When armed tactical police raided a west Edmonton home last week, officers discovered a trove of stolen bicycles.
Around 37 mountain bikes were recovered from the property during the Nov. 4 bust.
Sgt. Ian Smith with Edmonton police said hoards of stolen bikes are common in the city.
Thieves with little knowledge of bikes will steal and stockpile them at whim in the hopes of selling them online or at the scrap yard, Smith said.
In these criminal schemes, quantity often takes precedence over quality.
“Some of these houses with a lot of stolen property in them, they have a lot of just random property and it isn’t always clear what they’re going to do with it all,” Smith said in an interview with CBC Radio’s Edmonton AM.
“It can be very messy and even just hazardous to walk through these places just because of the sheer volume of items that are in them.

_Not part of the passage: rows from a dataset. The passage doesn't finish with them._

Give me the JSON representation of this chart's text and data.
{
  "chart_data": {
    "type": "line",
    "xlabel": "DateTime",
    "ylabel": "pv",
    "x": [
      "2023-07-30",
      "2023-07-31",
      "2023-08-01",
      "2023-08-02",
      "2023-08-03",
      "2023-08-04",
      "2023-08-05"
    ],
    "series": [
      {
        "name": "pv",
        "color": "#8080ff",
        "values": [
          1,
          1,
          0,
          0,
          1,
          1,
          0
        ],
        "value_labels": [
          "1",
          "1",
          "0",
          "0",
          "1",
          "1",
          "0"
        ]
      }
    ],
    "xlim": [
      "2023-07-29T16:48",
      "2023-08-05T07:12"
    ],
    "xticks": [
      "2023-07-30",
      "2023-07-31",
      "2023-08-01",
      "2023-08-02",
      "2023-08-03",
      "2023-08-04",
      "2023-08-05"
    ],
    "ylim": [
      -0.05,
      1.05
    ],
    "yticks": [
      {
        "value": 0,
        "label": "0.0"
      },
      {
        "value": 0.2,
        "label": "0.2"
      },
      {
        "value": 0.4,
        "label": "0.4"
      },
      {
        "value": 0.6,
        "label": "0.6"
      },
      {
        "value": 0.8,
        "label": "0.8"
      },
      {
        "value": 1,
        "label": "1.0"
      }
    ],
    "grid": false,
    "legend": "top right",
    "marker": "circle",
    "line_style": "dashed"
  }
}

“The big challenge is trying to connect these bikes to their owners.”
At the time of the search, only one of the 37 recovered bikes had been reported stolen.
Investigators have since tracked down 10 owners but that leaves nearly 30 mountain bikes sitting in police storage.
Bikes are rarely reunited with their owners, Smith said. In 2018, 1,530 bicycles were reported stolen; only 50 were returned to owners. More than 1,000 were sent to auction because the owners couldn’t be identified.
Edmontonians are rarely choosing to report their bikes as stolen, Smith said. And even fewer have documented identifying details such as make, model and serial number. Police don’t return bikes when people can’t prove ownership.
“Some of these bikes can be quite high-end,” he said.
“They can range up to the $5,000 to $10,000 mark, which is more expensive than some cars out there so it’s very important to report them stolen.”
You can’t run faster than someone can ride your bike away from you.-Ian Smith
The Edmonton Police Service has introduced a new program to make it easier for owners to find lost or stolen bikes.
Bike Index is a not-for-profit registry that allows people to create an online account for a bike, registering its serial number and other identifying details, as well as contact information for the owner.
Cyclists can register their bikes free of charge to the registry. They can report it stolen with the click of a button, and police officers will be provided with real-time data on the theft.
In the end, the best way to protect your bike is to lock it up, Smith said. A high-quality U-lock is recommended, with cables through the wheels to secure them.
“If you are out of sight of your bike, you need to lock it up and it needs to be a decent lock, ” Smith said.
“Gone are the days when you can just into the store and lean your bike against the window because if you think about it, you can’t run faster than someone can ride your bike away from you.”